The UA offers over 300 different degrees through 20 colleges and 11 schools. From Africana studies to microbiology, students can mix and match degrees, but that doesn’t mean the path is easy.
In fact, students trying to double major or minor will often find that the range of different degrees causes headaches, especially when it comes to working with each department’s advisers.
Academic advisers are supposed to make students’ lives easier by helping them plan classes, figure out the best times to get an internship or study abroad and ensure students are steadily working toward completing their graduation requirements.
But when a student is double majoring and also has a minor, they have at least three different advisers. While each adviser is an expert in what the student’s class schedule needs to look like for a degree, there is often little interdepartmental communication or understanding.
Under this system, the individual advisers don’t know what the student needs for credit requirements outside of that degree. Therefore, they can’t properly advise students on what classes to take each semester or the best way to arrange their schedules.
This can lead to unnecessarily heavy workloads or forgotten requirements, which means more stress for already-overburdened students.

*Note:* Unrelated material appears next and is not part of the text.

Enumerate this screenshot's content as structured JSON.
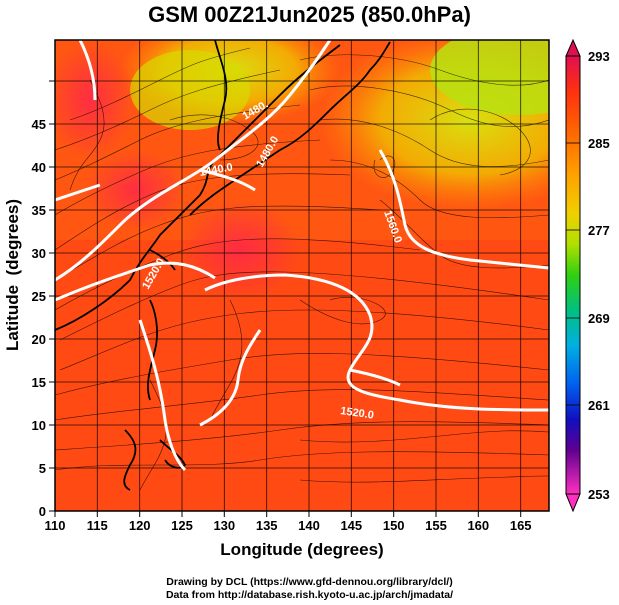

To add to the confusion, students in the UA Honors College also have an honors adviser to keep them on track in that program. That means a student could have four or more separate advisers.
Even scheduling all of those separate advising appointments is a source of stress in itself. It’s hard enough to carve out enough time to meet with one adviser, let alone four, before it’s time to sign up for classes. If each of those advisers offers conflicting information, who are students supposed to turn to?
There’s no adviser for dealing with advice and if there were, it would only make things more convoluted.
Though it does theoretically make sense for advisers to specialize by degree, this system often doesn’t work for students in more than one field of study. The solution might be to return to a method used in high schools around the country: Each student is alphabetically assigned an adviser who will guide them in every area during their college career.
Of course, in a school as large as the UA, that would require an army of advisers. It would be easy to dismiss that as impractical, but the UA already employs over 90 staff members with the title of academic adviser and many others with more specialized titles.
The Honors College, which assigns students one adviser, had 4,546 students in the 2014-2015 school year and only six people with the title of student success counselor and one with the title of academic adviser. That’s a small number of advisers for that many students, yet as an honors student, I have never had a problem contacting my adviser. I felt my time was specialized, even though my adviser could have roughly 750 other students to advise.
The student-specific method works in the Honors College, so it should operate just as well on a large scale.
While there are some advantages to having an adviser that specializes in a single degree program, those benefits are outweighed by the stress, mess and confusion that degree-specific advisers end up causing for multi-field students.
It’s time to reformat the way the UA handles advising.